藤島ジュリー景子氏が「半生」語った話題の本で“語られなかった”核心部分と、今も苦しむジャニーズ被害者たちの人生
旧ジャニーズ事務所「スマイルアップ」代表取締役の藤島ジュリー景子氏(58)が半生を語ったという本を出すことで話題になっている。「ラストインタビュー 藤島ジュリー景子との47時間」のタイトルで新潮社から7月に全国一斉発売され、新潮社は「さまざまな立場の方がいらっしゃることは承知しているが、出版する意義があると考えて刊行を決定した」とのコメントを出した。
ジュリー氏は、ジャニーズ事務所の名誉会長だった故藤島メリー泰子氏の長女で、故ジャニー喜多川氏のめい。公開されている同書の冒頭部分によると、本の出版はジャニー氏による「ジャニーズJr.」ら同事務所の扉を叩いた少年たちへの連続性加害を英BBCが3月に伝えた2023年の12月、ジュリー氏が小説のドラマ化話を持ちかけていた作家・早見和真氏とのメールのやりとりのなかで、その意思を示したのが発端のようだ。早見氏は序章でこうつづっている。
《ジュリー氏は唐突に自分の身に起きた一連の出来事を本にすることを考えていると伝えてきた》
早見氏のインタビューに答える形式となったのは、そうした流れだろう。ジュリー氏は自らの半生を振り返り、ジャニーズ事務所内でのポジションやジャニー氏、メリー氏との関係からアイドルグループ「嵐」との関わりなどを語っているという。一方で、スマイル社社長に就任した東山紀之氏が「鬼畜の所業」と表現したジャニー氏の性加害について、被害者へ謝罪しつつも、「知りませんでした」との記者会見で主張に変わりはないようだ。
「自伝などを出版し、半生を振り返るのは、リタイア前後の中小企業社長などによくあるパターンで、出版不況の昨今は、それを貴重な収入源として、盛んに営業をかける出版社もあります。藤島ジュリー氏が半生を本にしたいというお気持ちも、出版を決めた新潮社の決断も理解できる気がします。
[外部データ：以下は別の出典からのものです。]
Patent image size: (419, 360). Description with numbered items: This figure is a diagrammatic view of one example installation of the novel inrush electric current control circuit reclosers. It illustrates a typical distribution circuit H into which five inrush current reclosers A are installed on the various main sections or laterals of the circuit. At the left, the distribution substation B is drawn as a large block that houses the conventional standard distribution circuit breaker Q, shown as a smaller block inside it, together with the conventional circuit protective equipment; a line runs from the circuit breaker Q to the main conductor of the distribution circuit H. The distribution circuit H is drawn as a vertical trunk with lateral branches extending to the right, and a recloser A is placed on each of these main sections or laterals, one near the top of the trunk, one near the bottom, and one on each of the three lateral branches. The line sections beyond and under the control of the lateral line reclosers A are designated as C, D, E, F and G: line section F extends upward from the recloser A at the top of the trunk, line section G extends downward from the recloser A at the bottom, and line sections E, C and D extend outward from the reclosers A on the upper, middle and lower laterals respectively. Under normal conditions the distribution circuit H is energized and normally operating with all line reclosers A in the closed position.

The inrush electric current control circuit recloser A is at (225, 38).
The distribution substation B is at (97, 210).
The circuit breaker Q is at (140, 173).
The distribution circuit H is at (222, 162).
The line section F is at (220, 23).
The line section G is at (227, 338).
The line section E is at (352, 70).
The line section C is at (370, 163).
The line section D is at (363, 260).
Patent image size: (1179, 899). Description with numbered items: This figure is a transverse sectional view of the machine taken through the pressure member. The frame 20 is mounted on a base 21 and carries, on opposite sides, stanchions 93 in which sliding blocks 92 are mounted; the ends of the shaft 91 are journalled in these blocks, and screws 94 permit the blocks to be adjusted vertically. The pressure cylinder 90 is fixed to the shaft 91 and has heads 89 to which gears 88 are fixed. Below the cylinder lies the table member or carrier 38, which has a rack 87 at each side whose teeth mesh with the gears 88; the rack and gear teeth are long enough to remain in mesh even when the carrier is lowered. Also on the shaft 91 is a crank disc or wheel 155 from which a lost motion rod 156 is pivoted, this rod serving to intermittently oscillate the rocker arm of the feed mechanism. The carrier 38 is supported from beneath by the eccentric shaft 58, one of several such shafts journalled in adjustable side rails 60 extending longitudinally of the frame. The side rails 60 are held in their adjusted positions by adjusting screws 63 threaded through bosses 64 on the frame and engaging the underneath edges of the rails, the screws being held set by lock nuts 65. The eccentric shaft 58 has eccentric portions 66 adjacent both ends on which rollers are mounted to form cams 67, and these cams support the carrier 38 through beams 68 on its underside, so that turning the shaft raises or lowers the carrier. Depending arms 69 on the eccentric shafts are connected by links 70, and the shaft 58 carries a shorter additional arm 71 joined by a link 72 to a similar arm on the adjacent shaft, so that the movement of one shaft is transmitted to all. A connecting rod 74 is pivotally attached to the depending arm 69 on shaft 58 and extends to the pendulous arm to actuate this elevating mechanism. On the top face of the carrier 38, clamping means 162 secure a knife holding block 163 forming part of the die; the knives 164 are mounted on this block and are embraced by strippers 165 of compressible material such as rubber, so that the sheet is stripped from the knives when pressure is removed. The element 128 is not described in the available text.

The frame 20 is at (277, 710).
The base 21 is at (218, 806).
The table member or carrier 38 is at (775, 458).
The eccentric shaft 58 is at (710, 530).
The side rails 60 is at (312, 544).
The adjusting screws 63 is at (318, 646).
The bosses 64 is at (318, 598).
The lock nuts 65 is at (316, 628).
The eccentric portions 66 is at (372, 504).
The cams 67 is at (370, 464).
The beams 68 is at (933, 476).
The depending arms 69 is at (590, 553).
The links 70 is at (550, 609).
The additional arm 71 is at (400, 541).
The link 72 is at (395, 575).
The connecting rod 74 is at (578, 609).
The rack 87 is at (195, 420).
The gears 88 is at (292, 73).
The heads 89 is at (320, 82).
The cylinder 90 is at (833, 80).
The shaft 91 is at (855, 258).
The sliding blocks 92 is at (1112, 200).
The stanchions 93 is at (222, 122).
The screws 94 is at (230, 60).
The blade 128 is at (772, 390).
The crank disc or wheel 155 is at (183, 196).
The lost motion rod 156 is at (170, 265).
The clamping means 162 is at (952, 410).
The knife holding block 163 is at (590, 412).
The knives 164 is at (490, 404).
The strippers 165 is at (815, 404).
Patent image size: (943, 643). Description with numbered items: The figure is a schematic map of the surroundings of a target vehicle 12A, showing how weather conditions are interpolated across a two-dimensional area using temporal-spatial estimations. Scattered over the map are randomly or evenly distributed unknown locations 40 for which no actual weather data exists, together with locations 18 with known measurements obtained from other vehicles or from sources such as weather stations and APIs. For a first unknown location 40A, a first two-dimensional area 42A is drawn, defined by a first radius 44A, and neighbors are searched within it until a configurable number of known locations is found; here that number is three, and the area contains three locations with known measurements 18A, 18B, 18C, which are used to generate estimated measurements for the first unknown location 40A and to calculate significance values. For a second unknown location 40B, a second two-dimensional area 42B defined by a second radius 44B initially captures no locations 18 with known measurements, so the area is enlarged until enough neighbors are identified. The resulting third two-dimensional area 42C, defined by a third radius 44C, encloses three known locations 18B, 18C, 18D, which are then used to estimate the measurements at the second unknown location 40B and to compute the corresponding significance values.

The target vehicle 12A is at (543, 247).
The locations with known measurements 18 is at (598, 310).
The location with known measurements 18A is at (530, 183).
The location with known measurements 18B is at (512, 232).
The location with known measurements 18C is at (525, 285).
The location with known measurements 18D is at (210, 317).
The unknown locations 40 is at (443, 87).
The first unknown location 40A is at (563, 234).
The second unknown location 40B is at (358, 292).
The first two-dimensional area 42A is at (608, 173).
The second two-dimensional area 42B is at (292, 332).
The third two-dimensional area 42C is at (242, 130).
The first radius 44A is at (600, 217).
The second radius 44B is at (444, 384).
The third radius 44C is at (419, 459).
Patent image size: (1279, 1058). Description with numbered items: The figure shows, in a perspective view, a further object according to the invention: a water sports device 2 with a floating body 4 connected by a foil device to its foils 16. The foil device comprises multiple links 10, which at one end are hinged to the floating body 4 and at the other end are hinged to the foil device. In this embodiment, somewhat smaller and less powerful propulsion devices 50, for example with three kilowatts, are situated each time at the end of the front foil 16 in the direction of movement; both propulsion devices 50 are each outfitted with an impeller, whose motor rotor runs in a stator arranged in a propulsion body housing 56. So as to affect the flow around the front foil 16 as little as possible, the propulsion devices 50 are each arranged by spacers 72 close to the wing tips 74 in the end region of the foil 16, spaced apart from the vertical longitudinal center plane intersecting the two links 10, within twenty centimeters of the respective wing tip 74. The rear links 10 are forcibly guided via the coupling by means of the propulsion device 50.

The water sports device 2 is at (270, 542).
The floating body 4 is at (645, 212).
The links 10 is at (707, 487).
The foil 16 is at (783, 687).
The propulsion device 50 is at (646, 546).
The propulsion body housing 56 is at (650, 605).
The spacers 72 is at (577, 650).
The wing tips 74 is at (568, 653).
まして藤島氏は著名人ですから、マスコミを通じて報じられ、話題作になります」
とは、某出版プロデューサー。
「ただ、ジャニーズ連続性加害問題へのマスコミ報道が一段落した現状を鑑みると、少し余裕がみえるといいますか、逃げ切ったという思いもあるのかなという印象も拭えません」と続けた。
■今も苦しみを訴える被害者たちには「補償対象外」と徹底抗戦のスマイルアップ
記者会見などでリポーターをしている小柳美江氏はこう言う。
「ジュリーさんの本がどのような内容なのか分かりませんが、4桁に及ぶジャニー氏からの性被害者の半生がどれほど残酷だったか、それによって人生を狂わされてしまった人たちに対して、どのような思いでいるのか、お聞きしたいです。東山さんは『法を超えた補償』と会見で宣言しておられましたが、被害を訴えたのに(スマイル社から)被害者と認められず、苦しんでいる方もいます。裁判で補償請求できる地位にあることの確認などを求めているのは、長年、口にすることもできなかった言いしれぬ思いを抱えているからです。にもかかわらず、スマイル社は争う姿勢まで見せています。そうしたことをジュリーさんはどう考えているのでしょうか」
ジュリー氏は2回にわたって開かれた記者会見のうち1回を欠席、その後、補償問題を含め、公の席に一切姿を見せていない。オープンな場で記者会見を開けば、ジュリー氏への取材が殺到することだろうが、そうする気配は全くない。
マスコミからはこんな見方も上がっている。
「語りたくないところは語らないということでしょう。本でも、語られていないところは多分にあるように見ています」
つまびらかにした半生語りより、語っていない核心部分にこそ要注目かも知れない。